Chief executive officers of power companies welcomed the NDP’s plan in 2016, saying the stability created by a partly regulated market would bring new investment. Nearly three years later, some of the same executives say the amount of investment needed has dropped and they prefer things as they are.

“The reason to go to a capacity market, one of the elements, was the view that we needed a more inviting market for additional investment. … That’s changed,” said Capital Power Corp. president Brian Vaasjo.

The utility has built more new electrical capacity in Alberta than any other producer over the past 15 years. According to Mr. Vaasjo, the amount of new investment needed in the system over the next few decades has fallen by more than half, to $12-billion. The reason is cheap natural gas and plans to convert Alberta’s coal-fired plants to gas.

“If you continue down the path of a capacity market, we don’t see it as investable for a couple of years and a high probably for us at Capital Power [is that] it may never be investable because of the tremendous amount of regulatory oversight,” he said.

According to Ms. Savage, the Kenney government’s plan to reduce new construction of renewable power has also cut the need for such investment.

Plans for the capacity market were also not meeting expectations, said Vittoria Bellissimo, the executive director of the Industrial Power Consumers Association of Alberta.
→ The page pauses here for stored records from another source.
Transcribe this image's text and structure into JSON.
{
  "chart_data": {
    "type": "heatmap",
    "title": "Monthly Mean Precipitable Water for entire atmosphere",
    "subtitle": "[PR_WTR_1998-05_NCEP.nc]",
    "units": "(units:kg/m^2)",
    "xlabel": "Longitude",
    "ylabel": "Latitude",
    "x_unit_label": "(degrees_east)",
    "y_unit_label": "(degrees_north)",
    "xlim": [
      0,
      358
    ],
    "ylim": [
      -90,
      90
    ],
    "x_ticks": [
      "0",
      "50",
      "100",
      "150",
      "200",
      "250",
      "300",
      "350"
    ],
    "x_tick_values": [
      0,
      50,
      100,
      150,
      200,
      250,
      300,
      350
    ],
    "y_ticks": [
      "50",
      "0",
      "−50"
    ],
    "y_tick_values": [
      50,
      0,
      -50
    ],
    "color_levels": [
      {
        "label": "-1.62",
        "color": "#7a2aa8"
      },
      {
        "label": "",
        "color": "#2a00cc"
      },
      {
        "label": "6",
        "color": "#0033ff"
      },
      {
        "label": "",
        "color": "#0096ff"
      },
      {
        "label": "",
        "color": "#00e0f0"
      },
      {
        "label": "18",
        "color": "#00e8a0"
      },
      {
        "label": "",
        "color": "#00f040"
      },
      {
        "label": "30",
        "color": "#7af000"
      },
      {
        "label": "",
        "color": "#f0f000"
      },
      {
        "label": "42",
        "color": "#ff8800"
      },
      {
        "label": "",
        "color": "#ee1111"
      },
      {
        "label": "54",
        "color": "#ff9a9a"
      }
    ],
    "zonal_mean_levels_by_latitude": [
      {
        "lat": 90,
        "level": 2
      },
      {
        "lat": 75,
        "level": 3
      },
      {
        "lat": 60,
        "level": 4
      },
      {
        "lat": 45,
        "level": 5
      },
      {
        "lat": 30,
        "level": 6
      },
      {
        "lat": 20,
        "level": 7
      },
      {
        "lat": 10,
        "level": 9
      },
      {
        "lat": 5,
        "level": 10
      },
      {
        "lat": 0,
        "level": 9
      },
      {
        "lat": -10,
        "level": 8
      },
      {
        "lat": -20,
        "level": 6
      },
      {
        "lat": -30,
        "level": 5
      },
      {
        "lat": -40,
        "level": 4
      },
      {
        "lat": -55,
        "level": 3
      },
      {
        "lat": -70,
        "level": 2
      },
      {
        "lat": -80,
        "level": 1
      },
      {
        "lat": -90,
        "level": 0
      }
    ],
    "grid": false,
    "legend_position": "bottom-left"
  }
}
“The way this market was being designed was just untenable for a number of participants,” she said.

Among the concerns was the fact that producers had expected regulation to be minimal, but a number of provincial agencies increased their staffing levels to look at and question applications for licenses. She said that would increase the complexity and price of the system.

She also said a focus on having excess energy to ensure a steady supply would drive up bills.